Crebbin agreed with his associate pastor, saying it is a balancing act between being responsible for communities versus individuals. Being unable to really trace the spread of the virus, he said, is a huge part of his inner struggle.

“Nobody’s able to trace anymore,” he said. “That’s the unfortunate thing. The reality is, I’m sure there have been a lot of spreader events, but nobody has traced them.

“A lot of things happened, and we had an explosion of illness over the holidays,” he added. “It wasn’t just private, it was public events too. It was all that stuff.”

Meanwhile, he also knows that there is “a hunger” to gather, especially for Easter. That, he said, is what he continues to wrestle with: Is there a safe way to gather outdoors, with masks? There was no formal answer during the May meeting.

Council Calendar

The newest member of NIC, Reverend Wyatt has met her colleagues virtually since being named pastor of Trinity Episcopal Church last summer. During a pause in the meeting last week, she asked about the annual NIC events.

In non-COVID times, Crebbin told her, NIC does an interfaith Thanksgiving service, usually on the Sunday before Thanksgiving. NIC members take turns hosting the public event. In 2020, when they were still unable to gather in person, many members of NIC offered messages to readers of The Newtown Bee.

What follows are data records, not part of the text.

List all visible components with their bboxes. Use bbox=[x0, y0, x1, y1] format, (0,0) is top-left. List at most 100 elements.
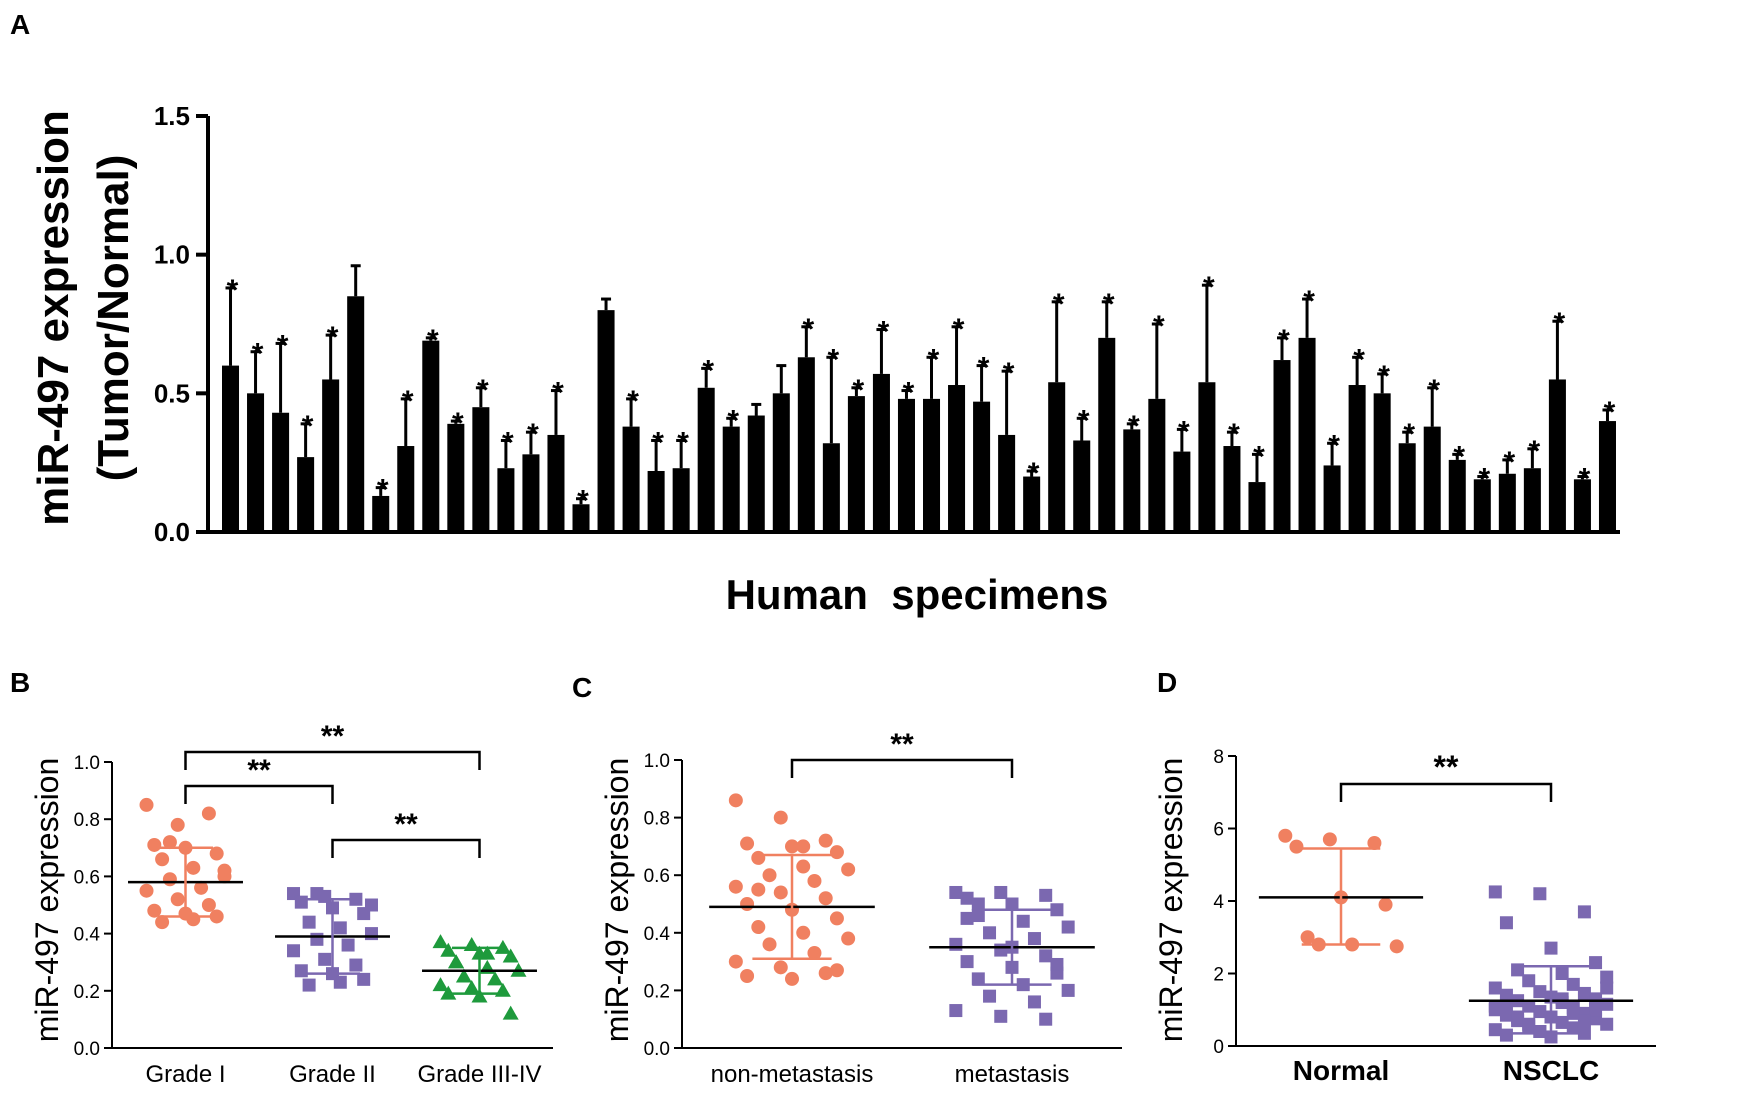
panel-c-point bbox=[983, 989, 997, 1003]
panel-c-point bbox=[785, 839, 799, 854]
panel-b-y-tick-label: 0.6 bbox=[74, 867, 100, 888]
panel-b-point bbox=[155, 852, 170, 867]
panel-d-point bbox=[1544, 941, 1558, 955]
panel-b-point bbox=[310, 932, 324, 946]
panel-a-significance-star: * bbox=[727, 404, 739, 437]
panel-d-y-tick-label: 2 bbox=[1213, 965, 1224, 986]
panel-d-point bbox=[1566, 1006, 1580, 1020]
panel-d-category-label: NSCLC bbox=[1503, 1055, 1599, 1086]
panel-a-significance-star: * bbox=[1228, 418, 1240, 451]
panel-b-point bbox=[364, 898, 378, 912]
panel-a-bar bbox=[572, 504, 590, 532]
panel-a-bar bbox=[372, 495, 390, 532]
panel-b-point bbox=[440, 985, 457, 1000]
panel-a-bar bbox=[1523, 468, 1541, 532]
panel-a-bar bbox=[722, 426, 740, 532]
panel-c-point bbox=[949, 937, 963, 951]
panel-c-y-tick-label: 0.8 bbox=[644, 809, 670, 830]
panel-label-c: C bbox=[572, 672, 592, 703]
panel-a-bar bbox=[872, 373, 890, 532]
panel-a-significance-star: * bbox=[1028, 457, 1040, 490]
panel-a-bar bbox=[772, 393, 790, 532]
panel-b-point bbox=[357, 972, 371, 986]
panel-a-y-tick-label: 0.0 bbox=[154, 517, 190, 547]
panel-d-point bbox=[1522, 1017, 1536, 1031]
panel-c-point bbox=[762, 937, 777, 952]
panel-c-point bbox=[740, 969, 755, 983]
panel-a-significance-star: * bbox=[1003, 357, 1015, 390]
panel-d-point bbox=[1499, 1008, 1513, 1022]
panel-d-point bbox=[1511, 1010, 1525, 1024]
panel-a-bar bbox=[522, 454, 540, 532]
panel-c-point bbox=[983, 926, 997, 940]
panel-d-point bbox=[1600, 981, 1614, 995]
panel-a-bar bbox=[247, 393, 265, 532]
panel-a-significance-star: * bbox=[252, 338, 264, 371]
panel-b-point bbox=[310, 887, 324, 901]
panel-b-point bbox=[341, 938, 355, 952]
panel-d-point bbox=[1555, 992, 1569, 1006]
panel-a-bar bbox=[622, 426, 640, 532]
panel-b-point bbox=[294, 895, 308, 909]
panel-a-bar bbox=[1448, 459, 1466, 532]
panel-c-significance-label: ** bbox=[890, 728, 914, 761]
panel-a-significance-star: * bbox=[327, 321, 339, 354]
panel-d-ylabel: miR-497 expression bbox=[1153, 758, 1189, 1043]
panel-a-significance-star: * bbox=[302, 410, 314, 443]
panel-a-bar bbox=[272, 412, 290, 532]
panel-b-category-label: Grade I bbox=[145, 1061, 225, 1088]
panel-c-point bbox=[1039, 1012, 1053, 1026]
panel-a-significance-star: * bbox=[1303, 285, 1315, 318]
panel-d-point bbox=[1589, 956, 1603, 970]
panel-label-d: D bbox=[1157, 667, 1177, 698]
panel-a-bar bbox=[973, 401, 991, 532]
panel-a-significance-star: * bbox=[227, 274, 239, 307]
panel-c-category-label: metastasis bbox=[955, 1061, 1070, 1088]
panel-d-point bbox=[1488, 885, 1502, 899]
panel-a-significance-star: * bbox=[878, 316, 890, 349]
panel-d-significance-bracket bbox=[1339, 782, 1553, 802]
panel-a-significance-star: * bbox=[1153, 310, 1165, 343]
panel-a-bar bbox=[422, 340, 440, 532]
panel-b-point bbox=[287, 944, 301, 958]
panel-a-bar bbox=[1223, 446, 1241, 532]
panel-c-point bbox=[1027, 995, 1041, 1009]
panel-c-point bbox=[785, 971, 799, 986]
panel-a-bar bbox=[647, 470, 665, 532]
panel-a-bar bbox=[1023, 476, 1041, 532]
panel-a-y-tick-label: 1.5 bbox=[154, 101, 190, 131]
panel-b-category-label: Grade III-IV bbox=[417, 1061, 541, 1088]
panel-b-point bbox=[364, 927, 378, 941]
panel-c-point bbox=[971, 972, 985, 986]
panel-c-point bbox=[1050, 957, 1064, 971]
panel-a-significance-star: * bbox=[1579, 463, 1591, 496]
panel-c-point bbox=[773, 885, 788, 900]
panel-b-significance-bracket bbox=[184, 784, 334, 804]
panel-b-point bbox=[502, 948, 519, 963]
panel-c-point bbox=[960, 955, 974, 969]
panel-c-point bbox=[829, 963, 844, 978]
panel-d-point bbox=[1566, 977, 1580, 991]
panel-a-bar bbox=[472, 407, 490, 532]
panel-a-significance-star: * bbox=[677, 426, 689, 459]
panel-d-point bbox=[1533, 985, 1547, 999]
panel-b-point bbox=[194, 880, 209, 895]
panel-a-bar bbox=[1323, 465, 1341, 532]
panel-c-point bbox=[773, 960, 788, 975]
panel-d-point bbox=[1577, 905, 1591, 919]
panel-b-point bbox=[487, 971, 504, 986]
panel-b-point bbox=[463, 979, 480, 994]
panel-a-bar bbox=[1198, 382, 1216, 532]
panel-a-significance-star: * bbox=[978, 352, 990, 385]
panel-d-point bbox=[1488, 1023, 1502, 1037]
panel-b-point bbox=[186, 860, 201, 875]
panel-b-point bbox=[432, 934, 449, 949]
panel-b-point bbox=[155, 915, 170, 930]
panel-a-significance-star: * bbox=[953, 313, 965, 346]
panel-b-significance-label: ** bbox=[394, 808, 418, 841]
panel-c-point bbox=[949, 885, 963, 899]
panel-b-scatter: miR-497 expression 0.0 0.2 0.4 0.6 0.8 1.0 Gra… bbox=[29, 720, 553, 1088]
panel-a-significance-star: * bbox=[903, 377, 915, 410]
panel-a-bar bbox=[1548, 379, 1566, 532]
panel-c-point bbox=[807, 873, 822, 888]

An interfaith Seder had been done for a few years, he also mentioned. A guest rabbi would oversee the event, with additional participation from NIC members. The public participated as guests.

Crebbin said Christians enjoyed participating in the event, “without co-opting it. We honored it, without taking over,” he added.

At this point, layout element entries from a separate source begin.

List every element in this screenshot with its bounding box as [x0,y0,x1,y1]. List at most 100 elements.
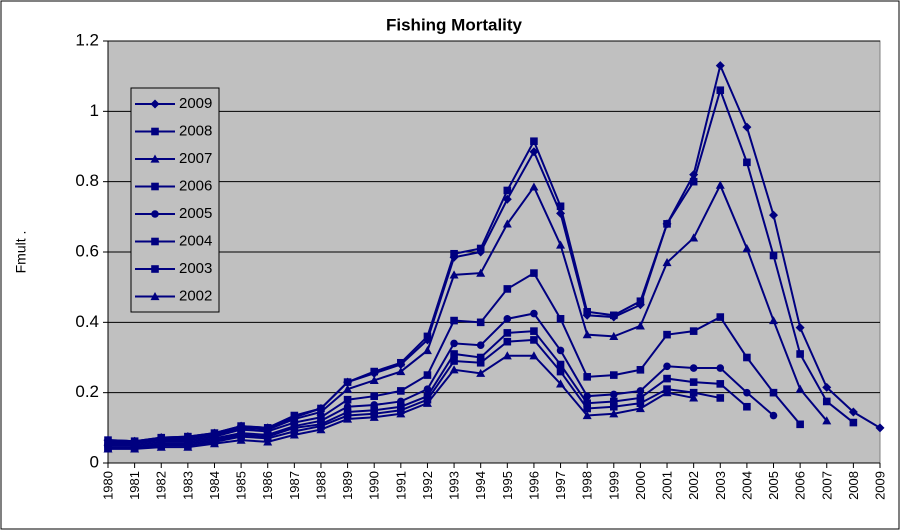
marker [795,323,805,333]
marker [662,388,672,397]
marker [502,351,512,360]
marker [796,350,804,358]
marker [263,437,273,446]
x-tick-label: 2006 [793,471,808,500]
marker [822,397,831,406]
marker [769,388,778,397]
x-tick-label: 1987 [287,471,302,500]
marker [609,402,618,411]
x-tick-label: 1992 [420,471,435,500]
marker [450,357,458,365]
marker [689,327,698,335]
marker [663,362,671,371]
marker [151,237,159,246]
marker [716,86,725,95]
marker [503,329,512,337]
marker [151,265,159,273]
marker [530,309,538,318]
marker [530,327,538,335]
marker [769,411,778,420]
marker [742,243,752,253]
marker [689,393,699,402]
marker [151,127,159,136]
marker [556,360,565,369]
marker [450,316,458,325]
marker [529,147,539,157]
marker [503,315,512,323]
marker [822,382,832,392]
marker [151,182,159,191]
x-tick-label: 1990 [367,471,382,500]
marker [743,388,751,397]
marker [822,416,832,425]
marker [150,99,160,109]
marker [476,341,485,349]
x-tick-label: 1988 [313,471,328,500]
x-tick-label: 1980 [101,471,116,500]
marker [502,219,512,228]
legend-label: 2009 [179,95,212,112]
marker [449,365,459,374]
x-tick-label: 1995 [500,471,515,500]
marker [370,392,379,400]
marker [849,418,858,427]
marker [370,367,379,376]
x-tick-label: 2003 [713,471,728,500]
marker [689,177,698,186]
series-line [108,338,721,450]
x-tick-label: 2004 [739,471,754,500]
marker [556,315,565,323]
marker [476,358,485,367]
marker [183,442,193,451]
marker [397,387,405,395]
marker [476,318,485,327]
marker [582,411,592,420]
marker [663,330,671,339]
x-tick-label: 2009 [873,471,888,500]
x-tick-label: 2000 [633,471,648,500]
marker [742,122,752,132]
marker [609,311,618,320]
x-tick-label: 1981 [127,471,142,500]
marker [103,444,113,453]
marker [636,394,645,402]
marker [583,373,591,381]
legend-label: 2006 [179,177,212,194]
marker [343,414,353,423]
x-tick-label: 1982 [154,471,169,500]
marker [635,403,645,413]
marker [769,316,779,325]
marker [476,268,486,277]
marker [369,412,379,421]
marker [636,399,645,408]
marker [343,378,352,386]
marker [503,285,512,293]
marker [716,394,725,402]
marker [423,332,432,341]
x-tick-label: 1998 [580,471,595,500]
marker [130,444,140,453]
y-tick-label: 0.8 [75,171,99,190]
marker [530,336,538,344]
x-tick-label: 1985 [234,471,249,500]
marker [150,154,160,163]
x-tick-label: 1999 [606,471,621,500]
x-tick-label: 1996 [526,471,541,500]
marker [796,420,804,429]
marker [848,407,858,417]
marker [450,339,458,348]
marker [875,423,885,433]
y-tick-label: 1 [90,101,99,120]
series-line [107,182,828,444]
marker [343,384,353,393]
legend-box [130,87,220,313]
legend-label: 2003 [179,260,212,277]
marker [609,331,619,340]
marker [423,385,432,393]
marker [150,292,160,301]
marker [556,367,565,376]
marker [397,358,405,367]
chart-title: Fishing Mortality [386,15,523,34]
marker [582,330,592,339]
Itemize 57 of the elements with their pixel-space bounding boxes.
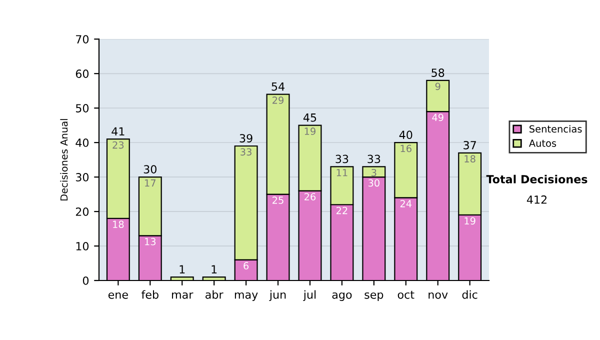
annotation: Total Decisiones <box>486 174 588 184</box>
data-label: 16 <box>400 144 412 152</box>
data-label: 19 <box>304 128 316 135</box>
y-tick-label: 70 <box>76 35 89 44</box>
data-label: 17 <box>145 179 156 186</box>
total-label: 1 <box>212 265 217 274</box>
data-label: 26 <box>304 193 316 200</box>
y-tick-label: 50 <box>76 104 89 112</box>
legend-label: Autos <box>528 140 556 147</box>
total-label: 33 <box>368 154 380 164</box>
y-tick-label: 30 <box>76 173 89 182</box>
data-label: 30 <box>368 179 380 187</box>
x-tick-label: abr <box>206 290 224 299</box>
legend-label: Sentencias <box>530 125 582 133</box>
data-label: 19 <box>464 217 476 225</box>
x-tick-label: sep <box>364 292 384 301</box>
y-tick-label: 10 <box>76 242 89 250</box>
data-label: 23 <box>112 141 124 149</box>
y-tick-label: 0 <box>82 276 89 285</box>
x-tick-label: mar <box>172 292 194 299</box>
x-tick-label: feb <box>142 290 158 299</box>
x-tick-label: jul <box>303 290 316 301</box>
total-label: 33 <box>336 154 348 164</box>
total-label: 58 <box>432 68 444 77</box>
text: 412 <box>526 195 546 204</box>
total-label: 40 <box>399 130 412 140</box>
total-label: 37 <box>464 140 476 150</box>
y-tick-label: 40 <box>76 138 89 147</box>
total-label: 1 <box>180 265 185 274</box>
x-tick-label: dic <box>462 290 478 299</box>
data-label: 6 <box>244 262 249 270</box>
y-tick-label: 20 <box>76 208 89 216</box>
data-label: 3 <box>372 168 376 176</box>
data-label: 11 <box>336 169 348 176</box>
y-axis-title: Decisiones Anual <box>60 119 68 200</box>
x-tick-label: jun <box>269 290 286 301</box>
total-label: 39 <box>240 134 252 142</box>
data-label: 29 <box>272 96 284 104</box>
x-tick-label: may <box>234 292 258 301</box>
data-label: 24 <box>400 200 412 208</box>
data-label: 18 <box>464 155 476 162</box>
data-label: 13 <box>145 238 156 246</box>
x-tick-label: ago <box>332 292 352 301</box>
total-label: 41 <box>112 127 124 136</box>
y-tick-label: 60 <box>76 70 89 78</box>
data-label: 18 <box>113 220 124 228</box>
total-label: 54 <box>272 82 284 91</box>
x-tick-label: nov <box>428 292 448 299</box>
data-label: 33 <box>240 148 252 156</box>
x-tick-label: ene <box>108 292 128 299</box>
total-label: 45 <box>303 114 316 122</box>
total-label: 30 <box>144 165 156 174</box>
data-label: 22 <box>336 206 348 214</box>
data-label: 49 <box>432 114 444 122</box>
data-label: 25 <box>272 196 284 204</box>
x-tick-label: oct <box>398 290 414 299</box>
data-label: 9 <box>435 82 440 90</box>
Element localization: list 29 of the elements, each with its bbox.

“Everyone who went always said it was great,” Bamberg told her.

Provost Switzer had been planning an interfaith Seder last spring, in fact, but that event was among the first to be canceled when pandemic closures began rolling on.

For nearly a year after 12/14, the council hosted monthly prayer events, again rotating the location around the community.

CROP Walks (Communities Responding to Overcome Poverty) are held each autumn — including last year, with modifications and a virtual offering, and a much smaller group than normal — when residents are invited to walk and/or support others in spreading awareness about hunger.

Prior to the pandemic, NIC had also been hosting conversations on resiliency, “engaging in community dialogue,” Crebbin said.

Additionally, the council has invited guest speakers to its monthly meetings, including First Selectman Dan Rosenthal, representatives from the Newtown Center for Support and Wellness, and Health District Director Donna Culbert, among others.

Culbert was the special guest of the March 2020 interfaith council meeting, the last time the group met in person.

Members of Newtown Interfaith Council met on March 10, when they marked a year of conducting meetings virtually due to the COVID-19 pandemic.